Abstract

Introduction PD-L1 and its receptor PD-1 are both expressed on multiple cell types, including antigen-presenting cells, T cells and tumor cells. In DLBCL, PD-L1 expression on non-malignant immune cells is common, whereas tumor-cell PD-L1 expression is restricted to a small percentage of pts. Because PD-L1/PD-1 are expressed on macrophages after in vitro activation, and activated macrophages contribute to antibody-dependent cellular phagocytosis (ADCP), high PD-L1 expression may identify tumors enriched with activated tumor-infiltrating macrophages primed for ADCP. Considering the role of ADCP in clinical responses to anti-CD20 (rituximab/obinutuzumab), we hypothesized that PD-L1 expression could reflect abundance of activated tumor-infiltrating macrophages and may be associated with prolonged PFS in 1L DLBCL. We leveraged 2 large Phase 3 trials and cell-line immune gene expression to better understand the biological and clinical relevance of PD-L1 expression in 1L DLBCL.

Methods We used clinical, genomic and pre-treatment immunohistochemistry (IHC) data from 1L DLBCL pts treated in the MAIN (NCT00486759) and GOYA (NCT01287741) trials. Pre-treatment tissue microarray cores from 201 MAIN pts were stained for PD-L1 (clone SP263), with 21 uninvolved lymph node FFPE sections used as controls. PD-L1+ samples were defined as IHC > 1+ (> 1% tissue area occupied by PD-L1+ cells). Tumor cells were identified based on morphological/cytological features, and PD-L1 tumor expression was scored as a percentage. Activated B-cell (ABC), germinal center B-cell (GCB) and unclassified DLBCL prognostic subtypes were determined by the NanoString Lymph2Cx cell-of-origin (COO) assay. We quantified mRNA expression of PD-L1, macrophage and B-cell genes using TruSeq (Illumina) RNAseq among 702 DLBCL pts (GOYA, n = 552; MAIN, n = 150), with 28 DLBCL cell lines and 15 purified normal B-cell samples as comparators. High/low expression of each gene signature was determined by median cutoffs. Median follow-up durations were 24 and 29 mo in MAIN and GOYA, respectively (≈ 30% of PFS events in both cohorts). We used Cox regression to examine associations between these markers and PFS, adjusting for IPI, age, COO, sex and treatment arm.
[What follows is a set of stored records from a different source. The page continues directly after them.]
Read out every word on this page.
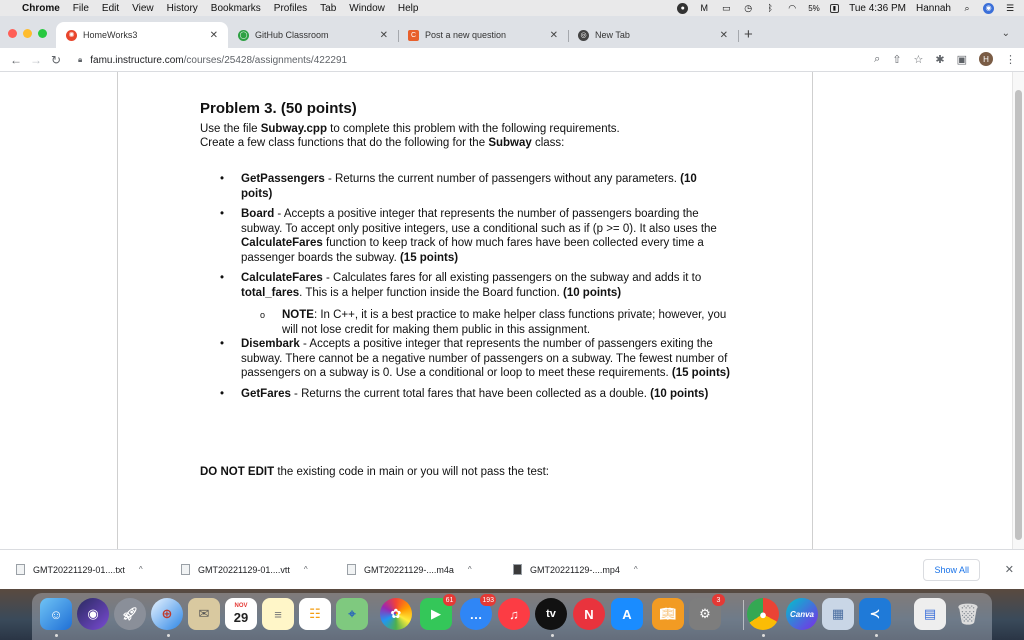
Chrome File Edit View History Bookmarks Profiles Tab Window Help	●	M ▭ ◷	ᛒ	◠ 5%	▮	Tue 4:36 PM Hannah	⌕	◉ ☰
✺ HomeWorks3	✕	◯ GitHub Classroom	✕	C Post a new question	✕	◎ New Tab	✕ +	⌄
← → ↻	🔒︎ famu.instructure.com /courses/25428/assignments/422291	⌕ ⇧ ☆ ✱ ▣	H	⋮
Problem 3. (50 points)
Use the file Subway.cpp to complete this problem with the following requirements.
Create a few class functions that do the following for the Subway class:
• GetPassengers - Returns the current number of passengers without any parameters. (10 poits)
• Board - Accepts a positive integer that represents the number of passengers boarding the subway. To accept only positive integers, use a conditional such as if (p >= 0). It also uses the CalculateFares function to keep track of how much fares have been collected every time a passenger boards the subway. (15 points)
• CalculateFares - Calculates fares for all existing passengers on the subway and adds it to total_fares. This is a helper function inside the Board function. (10 points)
o NOTE: In C++, it is a best practice to make helper class functions private; however, you will not lose credit for making them public in this assignment.
• Disembark - Accepts a positive integer that represents the number of passengers exiting the subway. There cannot be a negative number of passengers on a subway. The fewest number of passengers on a subway is 0. Use a conditional or loop to meet these requirements. (15 points)
• GetFares - Returns the current total fares that have been collected as a double. (10 points)
DO NOT EDIT the existing code in main or you will not pass the test:
GMT20221129-01....txt ^	GMT20221129-01....vtt ^	GMT20221129-....m4a ^	GMT20221129-....mp4 ^	Show All	✕
☺	◉	🚀︎	⊕	✉	NOV
29	≡	☷	⌖	✿	▶
61
…
193
♫	tv	N	A	📖︎	⚙
3
●	Canva	▦	≺	▤ 🗑︎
Results Among 201 DLBCL pts in MAIN, PD-L1 was primarily detected on inter-follicular cells with myeloid/dendritic morphology, similar to the PD-L1 staining pattern of normal lymph nodes. In samples with evaluable germinal centers (GCs), a subset of GC cells expressed PD-L1 with a punctate and granular pattern consistent with a myeloid origin. Overall, there were significantly more pts with high PD-L1 expression by IHC (IHC 3+) and mRNA among ABC vs GCB DLBCL pts. A minority of DLBCL pts (10%) had PD-L1+ tumor cells, consistent with low/undetectable CD274 (PD-L1) mRNA in the majority of DLBCL cell lines and purified normal B-cell samples tested. Additionally, among the 702 evaluable pts in both studies, CD274 mRNA inversely correlated with a B-cell gene signature (MAIN, r= −0.55; GOYA, r= −0.32). High PD-L1 expression (IHC 2+/3+) correlated with prolonged PFS (HR, 0.44 [0.24, 0.80]; P < 0.01) among the 201 evaluable pts in MAIN. Among 552 evaluable pts in GOYA, CD274 expression was higher in pts with a PET-CR (P= 0.02), particularly in pts with ABC DLBCL (P= 0.0001), with a trend toward prolonged PFS in the ABC subtype (HR, 0.80 [0.63, 1.0]; P= 0.054). CD274 mRNA positively correlated with macrophage gene expression in both cohorts (MAIN, r= 0.61; GOYA, r= 0.57); pts with high PD-L1 expression (IHC 2+/3+) also demonstrated high mRNA expression of the macrophage marker CD68. Consistent with PD-L1 reflecting abundance of activated tumor-infiltrating macrophages relevant to anti-CD20 response, high expression of a macrophage signature correlated with prolonged PFS (HR, 0.63 [0.45, 0.87]; P= 0.003) in GOYA and a trend toward prolonged PFS among DLBCL pts treated in MAIN (HR, 0.64 [0.35, 1.16]; P= 0.10), although statistical significance was not reached.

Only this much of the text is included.